WASHINGTON D.C. — Hospital employees only report 14 percent of the events — including medical errors — that harm patients. And they typically don't make changes in how things are done that could improve patient safety, according to a study released Friday by the Inspector General in the Department of Health and Human Services, Daniel R. Levinson.
An independent review of patient records found the dismal reporting number, according to the Consumers Union.
By federal law, hospitals must track all medical errors and adverse events that hurt patients. They are also required to take preventive steps to protect patients. Medical errors and adverse events can include everything from giving a patient the wrong medication or dose to operating on a wrong body part to much less dramatic events.
Levinson told the New York Times that even some of the most serious errors, resulting in patient deaths, were not reported as required by the law. And the study found that only 5 of 293 reported cases of medical errors that were in the review led to changes in how things are done.
"Medical mistakes are one of the biggest problems we have in health care today," said Dr. Manny Alvarez, senior managing health editor of FoxNews.com, said in a story there. "We're beginning to see that with more monitoring, we are identifying more problems. The issue however, is that you have to learn from mistakes — and there are still many doctors and hospitals that do not do that."
"One in four hospital patients is harmed by medical errors and infections, which translates to about 9 million people each year," said Lisa McGiffert, director of Consumers Union's Safe Patient Project, in a written statement. "Today's report confirms what many other studies have already documented. Hospitals are doing a very poor job of tracking preventable infections and medical errors and making the changes necessary to keep patients safe. It's time that hospitals make patient safety a priority."

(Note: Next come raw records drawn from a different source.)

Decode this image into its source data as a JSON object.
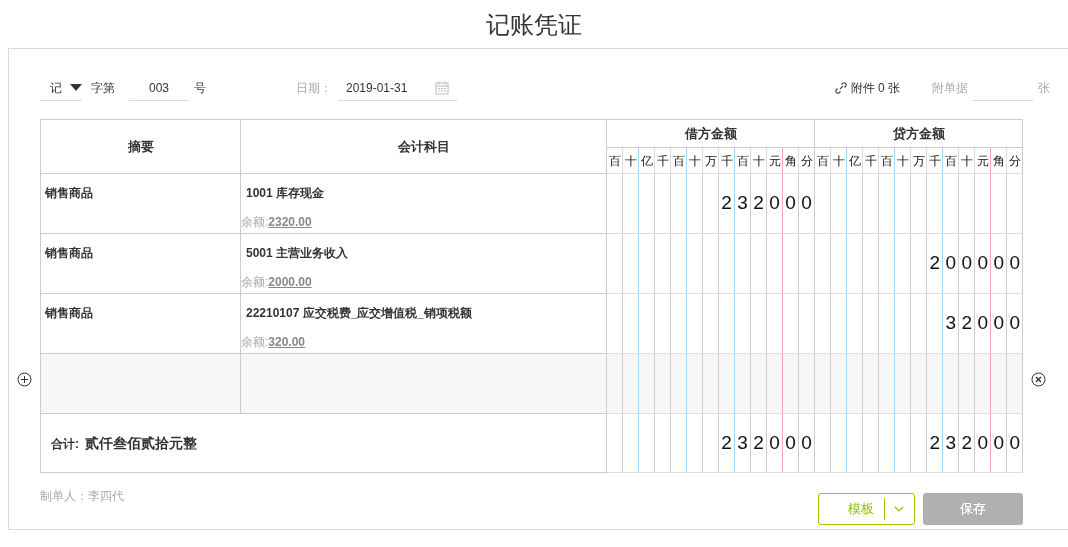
{
  "title": "记账凭证",
  "header": {
    "voucher_word": "记",
    "word_label": "字第",
    "number": "003",
    "number_suffix": "号",
    "date_label": "日期：",
    "date": "2019-01-31",
    "attachments": "附件 0 张",
    "receipts_label": "附单据",
    "receipts_unit": "张"
  },
  "table": {
    "columns": [
      "摘要",
      "会计科目",
      "借方金额",
      "贷方金额"
    ],
    "debit_units": [
      "百",
      "十",
      "亿",
      "千",
      "百",
      "十",
      "万",
      "千",
      "百",
      "十",
      "元",
      "角",
      "分"
    ],
    "credit_units": [
      "百",
      "十",
      "亿",
      "千",
      "百",
      "十",
      "万",
      "千",
      "百",
      "十",
      "元",
      "角",
      "分"
    ],
    "rows": [
      {
        "summary": "销售商品",
        "account": "1001 库存现金",
        "balance_label": "余额:",
        "balance": "2320.00",
        "debit": "232000"
      },
      {
        "summary": "销售商品",
        "account": "5001 主营业务收入",
        "balance_label": "余额:",
        "balance": "2000.00",
        "credit": "200000"
      },
      {
        "summary": "销售商品",
        "account": "22210107 应交税费_应交增值税_销项税额",
        "balance_label": "余额:",
        "balance": "320.00",
        "credit": "32000"
      }
    ],
    "total": {
      "label": "合计:",
      "words": "贰仟叁佰贰拾元整",
      "debit": "232000",
      "credit": "232000"
    }
  },
  "footer": {
    "maker": "制单人：李四代",
    "template_button": "模板",
    "save_button": "保存",
    "save_disabled": true
  }
}
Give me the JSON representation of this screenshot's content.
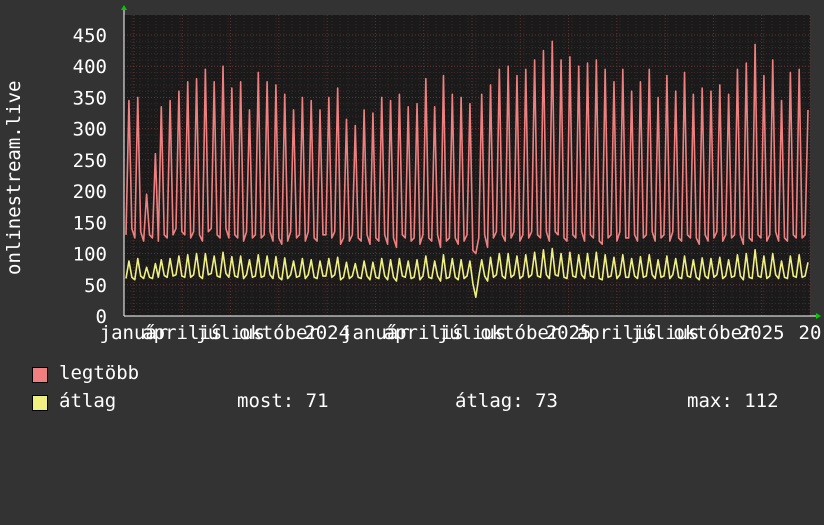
{
  "chart_data": {
    "type": "line",
    "ylabel": "onlinestream.live",
    "ylim": [
      0,
      450
    ],
    "yticks": [
      0,
      50,
      100,
      150,
      200,
      250,
      300,
      350,
      400,
      450
    ],
    "ytick_labels": [
      "0",
      "50",
      "100",
      "150",
      "200",
      "250",
      "300",
      "350",
      "400",
      "450"
    ],
    "xtick_labels": [
      "január",
      "április",
      "július",
      "október",
      "2024",
      "január",
      "április",
      "július",
      "október",
      "2025",
      "április",
      "július",
      "október",
      "2025",
      "20"
    ],
    "x_note": "daily samples spanning roughly 2024 január to 2025 október",
    "grid": true,
    "series": [
      {
        "name": "legtöbb",
        "color": "#f08080",
        "values": [
          130,
          345,
          140,
          125,
          350,
          135,
          120,
          195,
          130,
          125,
          260,
          120,
          335,
          130,
          125,
          345,
          130,
          140,
          360,
          135,
          130,
          375,
          125,
          135,
          380,
          130,
          120,
          395,
          135,
          140,
          375,
          130,
          125,
          400,
          140,
          125,
          365,
          130,
          125,
          375,
          120,
          135,
          330,
          125,
          130,
          390,
          125,
          130,
          375,
          135,
          120,
          370,
          125,
          115,
          355,
          120,
          135,
          330,
          125,
          130,
          350,
          120,
          135,
          345,
          125,
          120,
          330,
          130,
          130,
          350,
          125,
          135,
          365,
          115,
          125,
          315,
          120,
          130,
          305,
          125,
          120,
          330,
          130,
          115,
          325,
          125,
          120,
          350,
          130,
          115,
          345,
          125,
          110,
          355,
          130,
          125,
          335,
          120,
          125,
          340,
          115,
          130,
          380,
          125,
          120,
          335,
          130,
          110,
          385,
          120,
          125,
          355,
          125,
          115,
          350,
          120,
          130,
          340,
          105,
          100,
          125,
          355,
          130,
          110,
          370,
          125,
          135,
          395,
          130,
          120,
          400,
          125,
          135,
          385,
          120,
          130,
          395,
          125,
          135,
          410,
          130,
          125,
          425,
          135,
          120,
          440,
          135,
          130,
          410,
          125,
          120,
          415,
          130,
          125,
          400,
          135,
          120,
          405,
          130,
          125,
          410,
          120,
          115,
          395,
          125,
          130,
          375,
          120,
          135,
          395,
          125,
          125,
          360,
          130,
          120,
          375,
          125,
          130,
          395,
          135,
          120,
          350,
          125,
          130,
          385,
          120,
          135,
          360,
          125,
          120,
          390,
          130,
          125,
          355,
          125,
          115,
          365,
          130,
          120,
          360,
          125,
          135,
          370,
          120,
          130,
          355,
          125,
          130,
          395,
          130,
          115,
          405,
          125,
          120,
          435,
          130,
          125,
          385,
          120,
          130,
          410,
          135,
          120,
          345,
          125,
          120,
          390,
          130,
          125,
          395,
          125,
          130,
          330
        ]
      },
      {
        "name": "átlag",
        "color": "#f0f080",
        "values": [
          60,
          88,
          62,
          58,
          92,
          64,
          60,
          78,
          62,
          60,
          84,
          62,
          90,
          65,
          62,
          92,
          64,
          66,
          96,
          64,
          62,
          98,
          62,
          66,
          100,
          64,
          60,
          100,
          66,
          68,
          96,
          64,
          62,
          102,
          68,
          62,
          95,
          64,
          62,
          96,
          60,
          66,
          90,
          62,
          64,
          98,
          62,
          64,
          96,
          66,
          60,
          95,
          62,
          58,
          93,
          60,
          66,
          88,
          62,
          64,
          92,
          60,
          66,
          90,
          62,
          60,
          88,
          64,
          64,
          92,
          62,
          66,
          94,
          58,
          62,
          86,
          60,
          64,
          84,
          62,
          60,
          88,
          64,
          58,
          86,
          62,
          60,
          92,
          64,
          58,
          90,
          62,
          56,
          92,
          64,
          62,
          88,
          60,
          62,
          90,
          58,
          64,
          96,
          62,
          60,
          88,
          64,
          56,
          98,
          60,
          62,
          92,
          62,
          58,
          90,
          60,
          64,
          88,
          52,
          30,
          62,
          90,
          64,
          56,
          94,
          62,
          66,
          100,
          64,
          60,
          100,
          62,
          66,
          96,
          60,
          64,
          98,
          62,
          66,
          102,
          64,
          62,
          106,
          66,
          60,
          108,
          66,
          64,
          100,
          62,
          60,
          102,
          64,
          62,
          98,
          66,
          60,
          100,
          64,
          62,
          102,
          60,
          58,
          98,
          62,
          64,
          94,
          60,
          66,
          98,
          62,
          62,
          92,
          64,
          60,
          95,
          62,
          64,
          98,
          66,
          60,
          90,
          62,
          64,
          96,
          60,
          66,
          92,
          62,
          60,
          96,
          64,
          62,
          90,
          62,
          58,
          93,
          64,
          60,
          92,
          62,
          66,
          94,
          60,
          64,
          90,
          62,
          64,
          98,
          64,
          58,
          100,
          62,
          60,
          106,
          64,
          62,
          96,
          60,
          64,
          100,
          66,
          60,
          88,
          62,
          60,
          96,
          64,
          62,
          98,
          62,
          64,
          86
        ]
      }
    ]
  },
  "legend": {
    "items": [
      {
        "label": "legtöbb",
        "color": "#f08080"
      },
      {
        "label": "átlag",
        "color": "#f0f080"
      }
    ],
    "stats": {
      "most": "most: 71",
      "atlag": "átlag: 73",
      "max": "max: 112"
    }
  }
}
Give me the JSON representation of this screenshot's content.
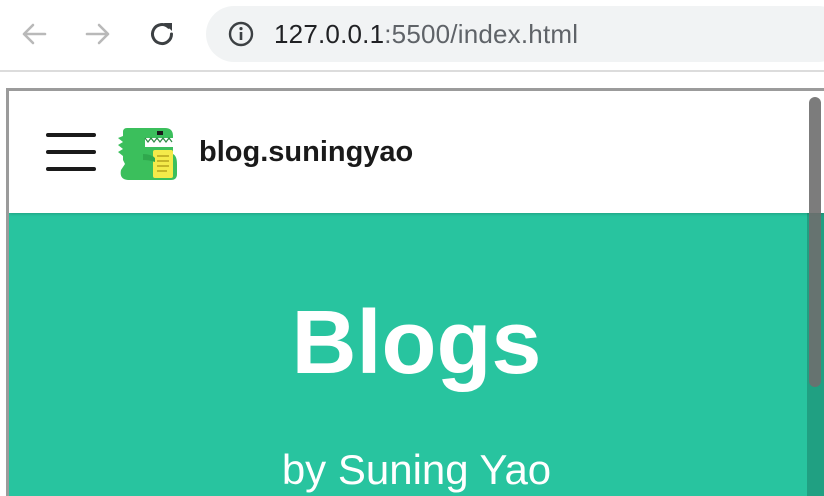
{
  "browser": {
    "url_host": "127.0.0.1",
    "url_rest": ":5500/index.html",
    "icons": {
      "back": "arrow-left-icon",
      "forward": "arrow-right-icon",
      "reload": "reload-icon",
      "site_info": "info-circle-icon"
    }
  },
  "site": {
    "title": "blog.suningyao",
    "logo": "green-dinosaur-logo",
    "menu_icon": "hamburger-menu-icon"
  },
  "hero": {
    "title": "Blogs",
    "subtitle": "by Suning Yao"
  },
  "colors": {
    "accent": "#28c49f",
    "text_dark": "#1a1a1a",
    "omnibox_bg": "#f1f3f4"
  }
}
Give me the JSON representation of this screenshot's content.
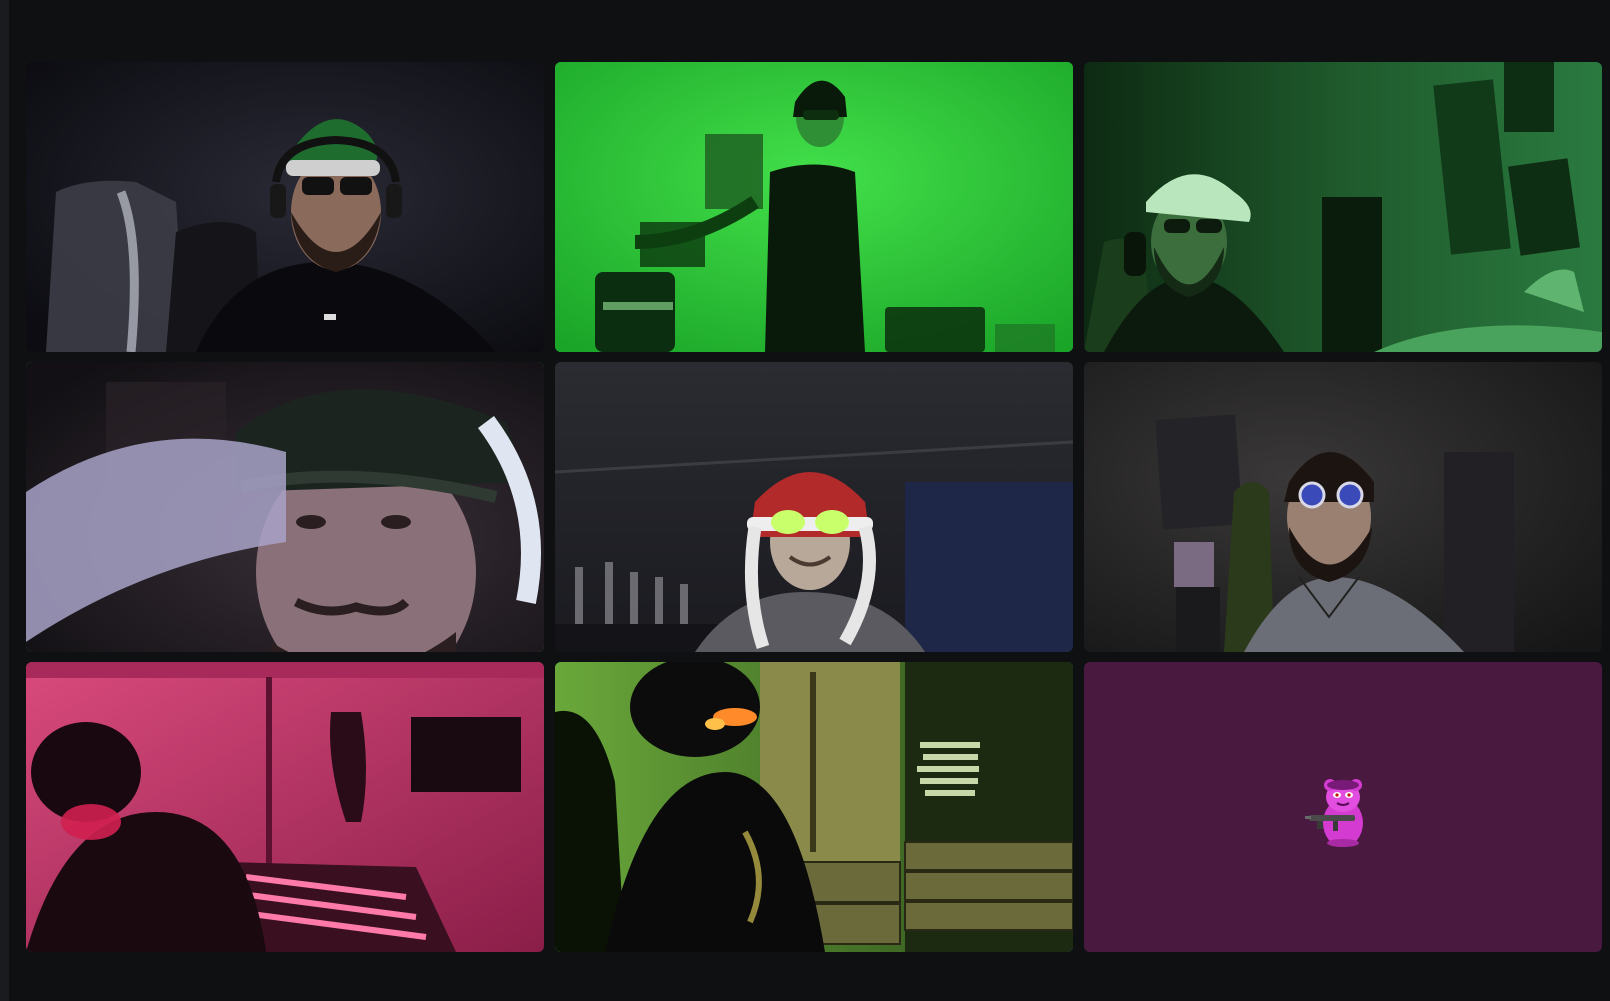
{
  "colors": {
    "background": "#0f1012",
    "speaking_ring": "#43b581",
    "empty_tile": "#4a1940"
  },
  "tiles": [
    {
      "name": "",
      "speaking": false,
      "video": true
    },
    {
      "name": "",
      "speaking": true,
      "video": true
    },
    {
      "name": "",
      "speaking": false,
      "video": true
    },
    {
      "name": "",
      "speaking": true,
      "video": true
    },
    {
      "name": "",
      "speaking": false,
      "video": true
    },
    {
      "name": "",
      "speaking": false,
      "video": true
    },
    {
      "name": "",
      "speaking": false,
      "video": true
    },
    {
      "name": "",
      "speaking": true,
      "video": true
    },
    {
      "name": "",
      "speaking": false,
      "video": false,
      "avatar_icon": "pink-bear-with-rifle-icon"
    }
  ]
}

A 2010 study by the OIG said close to 180,000 Medicare patients a year experience medical errors in the hospital that contribute to their death. It also estimated that the cost of harm to Medicare patients each year is close to $4.4 billion.
While hospitals are required to report medical errors that cause harm to a patient, the information is usually not made public, for fear it would have a "chilling effect" on such reporting. Utah, for instance, is among many states that promise not to release the information publicly, in order to encourage reporting.